INFIRMATION PARTIELLE
RÉPUBLIQUE FRANÇAISE
AU NOM DU PEUPLE FRANÇAIS
***
COUR D'APPEL DE TOULOUSE
4ème Chambre Section 1 - Chambre sociale
***
ARRÊT DU CINQ SEPTEMBRE DEUX MILLE SEPT
***
APPELANTE
UNION DE RECOUVREMENT DES COTISATION DE SÉCURITÉ SOCIALES ET D'ALLOCATIONS FAMILIALES DE L'ARIÈGE
Rue Victor Hugo
Peysales - BP 60
09000 FOIX
représentée par la SCP GOGUYER-LALANDE, avocats au barreau d'ARIÈGE
INTIMÉS
SYNDICAT OFFICE DU TOURISME DU PAYS DE PAMIERS VALLÉE D'ARIÈGE
6 bd Delcassé
BP 95
09103 PAMIERS
représentée par Me Antoine SOLANS, avocat au barreau de CARCASSONNE
D.R.A.S.S.
10 chemin du raisin
31050 TOULOUSE
non comparante
COMPOSITION DE LA COUR
L'affaire a été débattue le 30 Mai 2007, en audience publique, devant la Cour composée de:
B. BRUNET, président
M.P. PELLARIN, conseiller
C. CHASSAGNE, conseiller
qui en ont délibéré.
Greffier, lors des débats : P. MARENGO
ARRÊT :
- réputé contradictoire
- prononcé publiquement par mise à disposition de l'arrêt au greffe de la Cour, les parties en ayant été préalablement avisées dans les conditions prévues au deuxième alinéa de l'article 450 du nouveau Code de procédure civile
- signé par B. BRUNET, président, et par P. MARENGO, greffier de chambre.

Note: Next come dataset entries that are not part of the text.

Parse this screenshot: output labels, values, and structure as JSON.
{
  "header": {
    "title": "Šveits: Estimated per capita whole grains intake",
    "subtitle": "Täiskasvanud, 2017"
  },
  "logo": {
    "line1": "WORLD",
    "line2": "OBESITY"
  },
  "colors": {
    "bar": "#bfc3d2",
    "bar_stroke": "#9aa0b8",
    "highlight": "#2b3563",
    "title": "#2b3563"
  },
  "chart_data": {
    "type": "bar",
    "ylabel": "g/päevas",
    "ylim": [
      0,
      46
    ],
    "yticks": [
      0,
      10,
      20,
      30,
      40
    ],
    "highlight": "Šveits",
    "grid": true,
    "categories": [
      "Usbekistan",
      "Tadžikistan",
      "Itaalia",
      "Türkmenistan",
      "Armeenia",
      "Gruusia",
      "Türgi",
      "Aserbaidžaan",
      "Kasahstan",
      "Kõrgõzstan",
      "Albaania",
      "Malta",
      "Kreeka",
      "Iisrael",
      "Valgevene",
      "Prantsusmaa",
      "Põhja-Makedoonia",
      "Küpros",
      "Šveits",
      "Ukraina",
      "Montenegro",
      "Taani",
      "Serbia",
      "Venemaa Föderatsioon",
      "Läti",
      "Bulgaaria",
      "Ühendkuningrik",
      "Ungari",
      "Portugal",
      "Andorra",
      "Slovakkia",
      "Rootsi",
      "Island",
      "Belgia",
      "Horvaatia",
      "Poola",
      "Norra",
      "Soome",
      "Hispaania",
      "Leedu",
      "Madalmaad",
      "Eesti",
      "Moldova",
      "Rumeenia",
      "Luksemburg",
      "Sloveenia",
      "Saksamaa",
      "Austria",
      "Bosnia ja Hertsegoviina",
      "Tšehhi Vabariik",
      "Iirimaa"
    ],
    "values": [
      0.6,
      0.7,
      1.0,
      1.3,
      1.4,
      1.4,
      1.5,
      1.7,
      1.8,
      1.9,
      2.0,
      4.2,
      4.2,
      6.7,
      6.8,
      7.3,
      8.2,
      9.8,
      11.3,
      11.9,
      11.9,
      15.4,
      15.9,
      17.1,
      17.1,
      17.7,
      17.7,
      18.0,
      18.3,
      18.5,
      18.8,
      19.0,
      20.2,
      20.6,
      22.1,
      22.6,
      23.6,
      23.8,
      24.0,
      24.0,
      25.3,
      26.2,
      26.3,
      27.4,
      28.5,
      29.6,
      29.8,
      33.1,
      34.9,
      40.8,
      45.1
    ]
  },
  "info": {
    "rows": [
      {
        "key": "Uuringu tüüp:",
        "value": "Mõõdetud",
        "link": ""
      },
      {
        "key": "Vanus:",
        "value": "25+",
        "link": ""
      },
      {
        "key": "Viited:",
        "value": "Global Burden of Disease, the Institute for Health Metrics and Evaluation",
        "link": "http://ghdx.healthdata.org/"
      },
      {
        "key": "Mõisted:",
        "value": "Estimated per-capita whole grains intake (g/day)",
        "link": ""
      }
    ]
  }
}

FAITS, PROCÉDURE, PRÉTENTIONS DES PARTIES :
Par lettre du 1er juillet 2004, l'OFFICE DU TOURISME DU PAYS DE PAMIERS ET DE LA VALLÉE DE L'ARIÈGE à PAMIERS (Ariège), a contesté devant le Tribunal des affaires de sécurité sociale de l'Ariège la décision notifiée le 19 mai 2004, par laquelle la Commission de recours amiable de I'URSSAF de l'Ariège a, dans sa séance du 26 mars 2004, confirmé le redressement opéré par cet organisme, lequel a réintégré dans l'assiette des cotisations de sécurité sociale, en premier lieu, deux primes versées en 2001 à deux salariés sous contrat dénommé "contrat emploi consolidé", ce chef de redressement s'élevant à 343 euros, et, en second lieu, la rémunération versée à des artistes du spectacle, ce chef de redressement s'élevant à 18 064 euros.
Suivant jugement en date du 6 avril 2006, le Tribunal des affaires de sécurité sociale de l'Ariège a considéré :
- que la mise en demeure a permis à l'office du tourisme de connaître l'étendue de son obligation en ce qui concerne les deux salariés engagés par contrat dit "contrat emploi consolidé" ;
- que, par contre, en ce qui concerne les cachets versés à divers artistes, le tableau dressé par l'inspecteur du recouvrement et figurant en page 5/7 de son rapport ne précise pas le mode de calcul des cotisations réclamées, mais se borne à indiquer les assiettes auxquelles sont appliquées des pourcentages ; que ce tableau ne permet pas à un cotisant de connaître l'étendue précise de ses obligations ; qu'il y a lieu d'annuler le redressement litigieux sur ce point ;
- qu'il y a lieu de condamner l'OFFICE DU TOURISME DU PAYS DE PAMIERS ET DE LA VALLÉE DE L'ARIÈGE à verser à l'URSSAF la somme de 343€.
Le 2 mai 2006, l'URSSAF a relevé appel de cette décision.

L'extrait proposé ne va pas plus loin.